In 2017, Sealaska Corporation received a $47,757 Native American Native Hawaiian Museum Services grant to support a comprehensive reorganization and inventory of the Sealaska Heritage Institute’s (SHI) collections, which resulted in the organization’s first publicly accessible online database launched right before COVID—allowing SHI to transition more easily to their now popular remote reference services during the pandemic and continuing to the present.

In 2022, Sealaska Corporation received a $96,250 Native American Native Hawaiian Museum Services grant that increased access to their Indigenous archives by providing training for Sealaska Heritage Institute staff to gain expertise in digital archives management and preservation—a capacity building project that would not have been possible without IMLS’ support of professional development opportunities, which leads to better services for museum communities. 

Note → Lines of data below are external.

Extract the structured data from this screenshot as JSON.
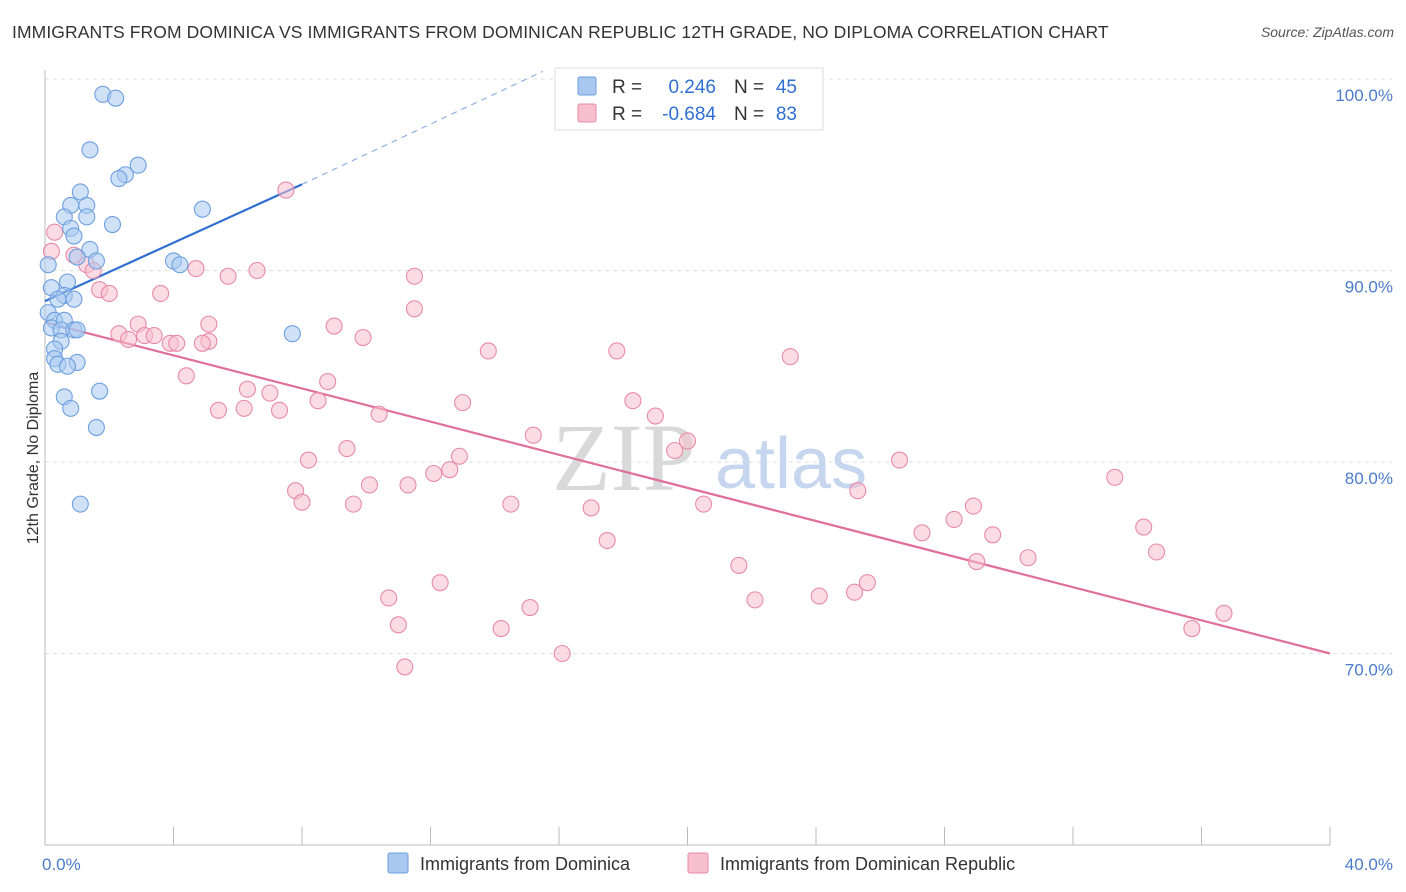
{
  "title": "IMMIGRANTS FROM DOMINICA VS IMMIGRANTS FROM DOMINICAN REPUBLIC 12TH GRADE, NO DIPLOMA CORRELATION CHART",
  "source": "Source: ZipAtlas.com",
  "watermark": {
    "zip": "ZIP",
    "atlas": "atlas"
  },
  "stats": {
    "r_label": "R =",
    "n_label": "N =",
    "rows": [
      {
        "r": "0.246",
        "n": "45",
        "color": "#a8c8f0",
        "stroke": "#6d9fe0"
      },
      {
        "r": "-0.684",
        "n": "83",
        "color": "#f7bfd0",
        "stroke": "#e88aa8"
      }
    ]
  },
  "chart_data": {
    "type": "scatter",
    "title": "IMMIGRANTS FROM DOMINICA VS IMMIGRANTS FROM DOMINICAN REPUBLIC 12TH GRADE, NO DIPLOMA CORRELATION CHART",
    "xlabel": "",
    "ylabel": "12th Grade, No Diploma",
    "xlim": [
      0,
      40
    ],
    "ylim": [
      60,
      102
    ],
    "x_ticks": [
      {
        "v": 0,
        "label": "0.0%"
      },
      {
        "v": 40,
        "label": "40.0%"
      }
    ],
    "y_ticks": [
      {
        "v": 70,
        "label": "70.0%"
      },
      {
        "v": 80,
        "label": "80.0%"
      },
      {
        "v": 90,
        "label": "90.0%"
      },
      {
        "v": 100,
        "label": "100.0%"
      }
    ],
    "grid": "horizontal-dashed",
    "legend_position": "bottom",
    "series": [
      {
        "name": "Immigrants from Dominica",
        "color": "#a8c8f0",
        "stroke": "#6d9fe0",
        "trend": {
          "x0": 0,
          "y0": 88.4,
          "x1": 8,
          "y1": 94.5,
          "dash_x1": 15.5,
          "dash_y1": 100.4,
          "color": "#2f6fd1"
        },
        "points": [
          [
            1.8,
            99.2
          ],
          [
            2.2,
            99.0
          ],
          [
            1.4,
            96.3
          ],
          [
            2.9,
            95.5
          ],
          [
            2.5,
            95.0
          ],
          [
            2.3,
            94.8
          ],
          [
            1.1,
            94.1
          ],
          [
            4.9,
            93.2
          ],
          [
            0.8,
            93.4
          ],
          [
            1.3,
            93.4
          ],
          [
            0.6,
            92.8
          ],
          [
            1.3,
            92.8
          ],
          [
            2.1,
            92.4
          ],
          [
            0.8,
            92.2
          ],
          [
            0.9,
            91.8
          ],
          [
            1.4,
            91.1
          ],
          [
            1.0,
            90.7
          ],
          [
            1.6,
            90.5
          ],
          [
            4.0,
            90.5
          ],
          [
            4.2,
            90.3
          ],
          [
            0.1,
            90.3
          ],
          [
            0.7,
            89.4
          ],
          [
            0.2,
            89.1
          ],
          [
            0.6,
            88.7
          ],
          [
            0.4,
            88.5
          ],
          [
            0.9,
            88.5
          ],
          [
            0.1,
            87.8
          ],
          [
            0.3,
            87.4
          ],
          [
            0.6,
            87.4
          ],
          [
            0.2,
            87.0
          ],
          [
            0.5,
            86.9
          ],
          [
            0.9,
            86.9
          ],
          [
            1.0,
            86.9
          ],
          [
            7.7,
            86.7
          ],
          [
            0.5,
            86.3
          ],
          [
            0.3,
            85.9
          ],
          [
            0.3,
            85.4
          ],
          [
            1.0,
            85.2
          ],
          [
            0.4,
            85.1
          ],
          [
            0.7,
            85.0
          ],
          [
            1.7,
            83.7
          ],
          [
            0.6,
            83.4
          ],
          [
            0.8,
            82.8
          ],
          [
            1.6,
            81.8
          ],
          [
            1.1,
            77.8
          ]
        ]
      },
      {
        "name": "Immigrants from Dominican Republic",
        "color": "#f7bfd0",
        "stroke": "#e88aa8",
        "trend": {
          "x0": 0,
          "y0": 87.3,
          "x1": 40,
          "y1": 70.0,
          "color": "#e0709a"
        },
        "points": [
          [
            0.3,
            92.0
          ],
          [
            0.2,
            91.0
          ],
          [
            0.9,
            90.8
          ],
          [
            7.5,
            94.2
          ],
          [
            1.3,
            90.3
          ],
          [
            1.5,
            90.0
          ],
          [
            4.7,
            90.1
          ],
          [
            5.7,
            89.7
          ],
          [
            6.6,
            90.0
          ],
          [
            11.5,
            89.7
          ],
          [
            1.7,
            89.0
          ],
          [
            2.0,
            88.8
          ],
          [
            3.6,
            88.8
          ],
          [
            11.5,
            88.0
          ],
          [
            5.1,
            87.2
          ],
          [
            9.0,
            87.1
          ],
          [
            2.3,
            86.7
          ],
          [
            2.9,
            87.2
          ],
          [
            3.1,
            86.6
          ],
          [
            2.6,
            86.4
          ],
          [
            3.4,
            86.6
          ],
          [
            3.9,
            86.2
          ],
          [
            4.1,
            86.2
          ],
          [
            5.1,
            86.3
          ],
          [
            4.9,
            86.2
          ],
          [
            9.9,
            86.5
          ],
          [
            13.8,
            85.8
          ],
          [
            17.8,
            85.8
          ],
          [
            23.2,
            85.5
          ],
          [
            4.4,
            84.5
          ],
          [
            8.8,
            84.2
          ],
          [
            6.3,
            83.8
          ],
          [
            7.0,
            83.6
          ],
          [
            8.5,
            83.2
          ],
          [
            13.0,
            83.1
          ],
          [
            18.3,
            83.2
          ],
          [
            5.4,
            82.7
          ],
          [
            6.2,
            82.8
          ],
          [
            7.3,
            82.7
          ],
          [
            10.4,
            82.5
          ],
          [
            19.0,
            82.4
          ],
          [
            15.2,
            81.4
          ],
          [
            20.0,
            81.1
          ],
          [
            19.6,
            80.6
          ],
          [
            9.4,
            80.7
          ],
          [
            12.9,
            80.3
          ],
          [
            26.6,
            80.1
          ],
          [
            8.2,
            80.1
          ],
          [
            12.6,
            79.6
          ],
          [
            12.1,
            79.4
          ],
          [
            33.3,
            79.2
          ],
          [
            10.1,
            78.8
          ],
          [
            11.3,
            78.8
          ],
          [
            7.8,
            78.5
          ],
          [
            25.3,
            78.5
          ],
          [
            8.0,
            77.9
          ],
          [
            9.6,
            77.8
          ],
          [
            14.5,
            77.8
          ],
          [
            20.5,
            77.8
          ],
          [
            17.0,
            77.6
          ],
          [
            28.9,
            77.7
          ],
          [
            28.3,
            77.0
          ],
          [
            34.2,
            76.6
          ],
          [
            27.3,
            76.3
          ],
          [
            29.5,
            76.2
          ],
          [
            17.5,
            75.9
          ],
          [
            34.6,
            75.3
          ],
          [
            30.6,
            75.0
          ],
          [
            29.0,
            74.8
          ],
          [
            21.6,
            74.6
          ],
          [
            12.3,
            73.7
          ],
          [
            25.6,
            73.7
          ],
          [
            25.2,
            73.2
          ],
          [
            10.7,
            72.9
          ],
          [
            22.1,
            72.8
          ],
          [
            15.1,
            72.4
          ],
          [
            36.7,
            72.1
          ],
          [
            11.0,
            71.5
          ],
          [
            14.2,
            71.3
          ],
          [
            35.7,
            71.3
          ],
          [
            16.1,
            70.0
          ],
          [
            11.2,
            69.3
          ],
          [
            24.1,
            73.0
          ]
        ]
      }
    ]
  },
  "legend": {
    "items": [
      {
        "label": "Immigrants from Dominica",
        "color": "#a8c8f0",
        "stroke": "#6d9fe0"
      },
      {
        "label": "Immigrants from Dominican Republic",
        "color": "#f7bfd0",
        "stroke": "#e88aa8"
      }
    ]
  }
}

In 2022, the Ilanka Cultural Center and Museum of the Native Village of Eyak received a $98,258 Native American Native Hawaiian Museum Services grant to create high-definition 3D scans of 15 artifacts to add to their virtual reality “game” experience of a traditional Eyak village site, enabling users to perform activities like canoeing, drumming, tracking; innovative programming like this, in addition to other IMLS funded programs, has over quadrupled their visitor count at the cultural center in the last four years.